By Jeff Trollinger / DWR
I have never been the birder who would jump in a car at a moment’s notice to find the latest rare sighting. I have never been the guy who flew in from Houston to Norfolk for the day to drive out to the Chesapeake Bay Bridge-Tunnel to see the kelp gull that had been reported. I have never been THAT guy.
That said, I do have a life list. I have a yard list of birds that have appeared in/over/around my yard over the past 25-plus years. I know where and when I saw each bird for the first time in my journal, but I do not have my birds numbered, like so many serious birdwatchers do.
One morning, however, the report was there again. A snowy owl was in Mt. Crawford, right across the street from Smiley’s Ice Cream. As a kid who grew up in the Shenandoah Valley, I knew exactly where this was and it was a quick hour and 15-minute drive from home. This owl had been there for nearly 10 days and had been in the same field all day the day before. I could do this one easy and having missed the last four times snowy owls have visited Virginia in any numbers, I didn’t want this one to go by without seeing a new bird for my life list. So with the boss’s blessing, I finished what I needed too and off I went.
A little after 1:00 p.m., binoculars in hand, up the road I went. As I crossed the mountain and came down into Waynesboro a beautiful northern harrier flew right across the interstate in front of me and cruised a field beside me. A good omen for sure, I thought!
As I arrived in Mt. Crawford just before 2:30 p.m., I stopped and viewed the fields where it had been the day before. Nothing. So I moved up the road, down and around by the Bridgewater Rescue Squad. Again, nothing. I wandered back up to the original spot across the road from Smiley’s and there, one of the tell-tale signs for sure, I knew I had it. There was another birder standing in the field with binocs in hand. My goal must be in sight.
I pulled in to meet Bill, a local birder, and before I even introduced myself, I just asked, “Any luck?” Bill then described all the places the owl had been the day before that you could see from this very spot. He then said the words that I am sure made my face fall: “But no one has seen the snowy today.”
There was a couple from Richmond in the car beside him. They, like myself, had taken the afternoon to see the snowy owl. While we were standing there is this field, another group from Richmond appeared, then a gentleman from Hampton. Before long it reminded me of the scene from Yellowstone when the wolf runs across the road and 20 cars stop to get a picture. By the time I pulled away there were at least 10 cars parked along this driveway, all getting out to ask the same question, “Have you seen the snowy today?”
I said my goodbyes, and wandered back around to the Rescue Squad, then down the old Bridgewater Road past Smiley’s and back over to Rt. 11. I ventured out to the Dynamic Aviation airfield, then down another backroad, scanning every field, every telephone pole, and every chimney.

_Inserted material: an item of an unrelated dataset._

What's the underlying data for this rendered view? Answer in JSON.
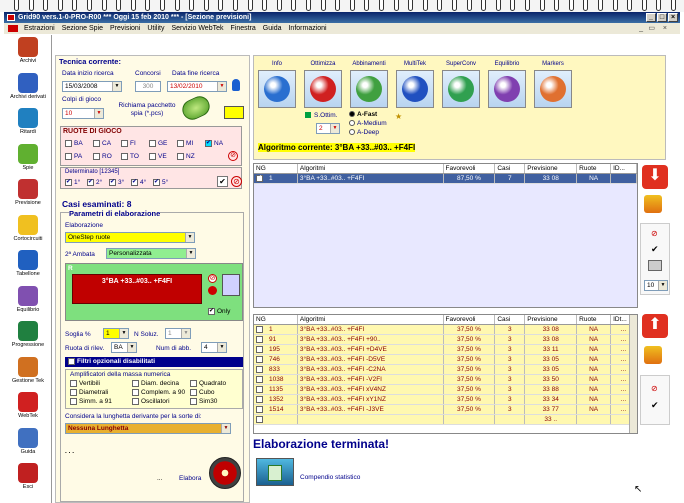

You can’t really get lost in the Valley—all the roads eventually cross Rt. 42, US 11 or US 340 and then you know where you are, so I wandered on. “Hail Mary full of grace,” “Hail Mary full of grace,” and so on and so on, praying for dumb luck that would break in my favor.
It had happened before, like the year I was leading trips at the Eastern Shore Birding Festival and was offered a free spot on one of the kayak trips. I was just getting over Lyme Disease and I knew I didn’t have the stamina yet to paddle that far, so I declined, much to my dismay. Feeling very sorry for myself, I wandered over to the Refuge Visitor Center to take a short walk alone when a peregrine falcon flew right past me at head height in the parking lot! I could have reached out and touched it. It perched on a parking lot sign and just looked at me. Suddenly missing the kayak trip vanished from my mind. I thought of that as I continued to scan the skies and fields and poles and still try to stay on a winding backroad.
By 4:30 p.m., it was obvious, this would not be my day for dumb luck. I had seen four American kestrels, a flock of horned larks and a red-tailed hawk, all of which were already on my life list, but no snowy. The sun had dropped below the mountain and the light was getting bad, so I turned for home, knowing full well what to expect tomorrow.
Tomorrow I would open the birding listserv or the eBird rare bird sightings and someone will have seen the snowy owl again, possibly in the field I was just in not two hours ago. I will hang my head and think, well, maybe another day. That’s just the way this works—sometimes you get lucky and sometimes you just look forward until the next great adventure, the next unexpected bird, and the next opportunity to run into folks you’ve never met before doing exactly the same thing you are, looking for THAT bird that everyone heard about.
Jeff Trollinger is the Assistant Chief of the Aquatic Wildlife Resources Division at the Virginia Department of Wildlife Resources and an avid birder. He was featured in the first Wildlife Watcher Spotlight.